Erster Teil: Erwachen (Part 3)
Sooo, da bin ich wieder! Tut mir leid, dass gestern nichts mehr gekommen ist, aber mein Sender aka Internetprovider meinte, ich solle mir ruhig mal eine Pause gönnen. Aber nun sind wir ja wieder zurück! Und hier ist es, das spannende Finale des Ersten Teils. Die folgenden Handlungen werden das Schicksal aller verändern. Zum Guten? Zum Schlechten? Dies werdet Ihr erfahren ... hier in
AERUIN. ; )
@ Tati:
Interessant, was Du da zusammengeschrieben hast.

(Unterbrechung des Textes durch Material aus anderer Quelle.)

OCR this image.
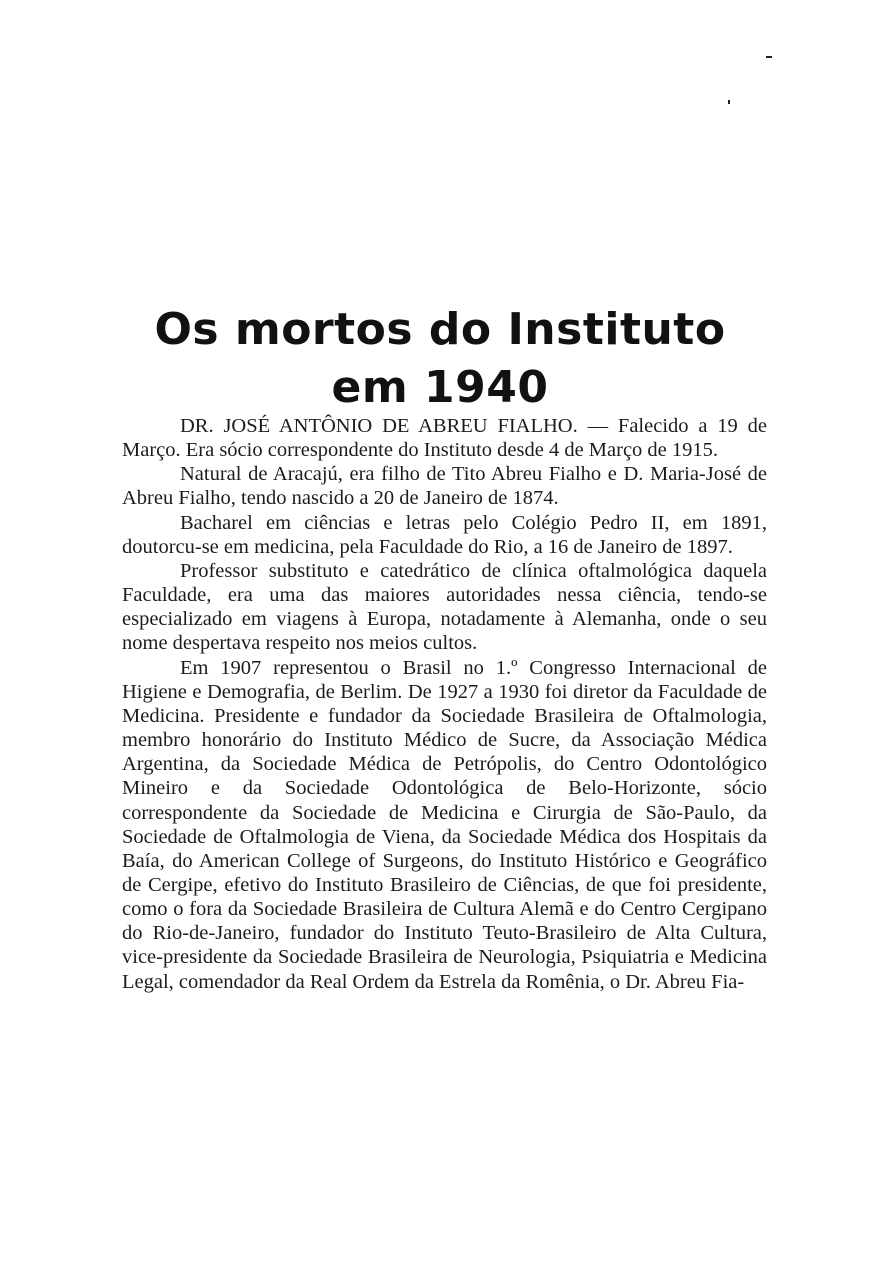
Os mortos do Instituto
em 1940

DR. JOSÉ ANTÔNIO DE ABREU FIALHO. — Falecido a 19 de Março. Era sócio correspondente do Instituto desde 4 de Março de 1915.

Natural de Aracajú, era filho de Tito Abreu Fialho e D. Maria-José de Abreu Fialho, tendo nascido a 20 de Janeiro de 1874.

Bacharel em ciências e letras pelo Colégio Pedro II, em 1891, doutorcu-se em medicina, pela Faculdade do Rio, a 16 de Janeiro de 1897.

Professor substituto e catedrático de clínica oftalmológica daquela Faculdade, era uma das maiores autoridades nessa ciência, tendo-se especializado em viagens à Europa, notadamente à Alemanha, onde o seu nome despertava respeito nos meios cultos.

Em 1907 representou o Brasil no 1.º Congresso Internacional de Higiene e Demografia, de Berlim. De 1927 a 1930 foi diretor da Faculdade de Medicina. Presidente e fundador da Sociedade Brasileira de Oftalmologia, membro honorário do Instituto Médico de Sucre, da Associação Médica Argentina, da Sociedade Médica de Petrópolis, do Centro Odontológico Mineiro e da Sociedade Odontológica de Belo-Horizonte, sócio correspondente da Sociedade de Medicina e Cirurgia de São-Paulo, da Sociedade de Oftalmologia de Viena, da Sociedade Médica dos Hospitais da Baía, do American College of Surgeons, do Instituto Histórico e Geográfico de Cergipe, efetivo do Instituto Brasileiro de Ciências, de que foi presidente, como o fora da Sociedade Brasileira de Cultura Alemã e do Centro Cergipano do Rio-de-Janeiro, fundador do Instituto Teuto-Brasileiro de Alta Cultura, vice-presidente da Sociedade Brasileira de Neurologia, Psiquiatria e Medicina Legal, comendador da Real Ordem da Estrela da Romênia, o Dr. Abreu Fia-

Danke, dass Du mich an Deinen Gedanken teilhaben lässt! Auf eines möchte ich jedoch eingehen: Morphium, wie in diesem Teil erklärt wird, würde die Geburt ziemlich erschweren. Das ist ja das Dilemma ...
@ Dragonballdreamer:
Hihi, danke. Hoffentlich gefällt Dir auch dieser Teil hier. : )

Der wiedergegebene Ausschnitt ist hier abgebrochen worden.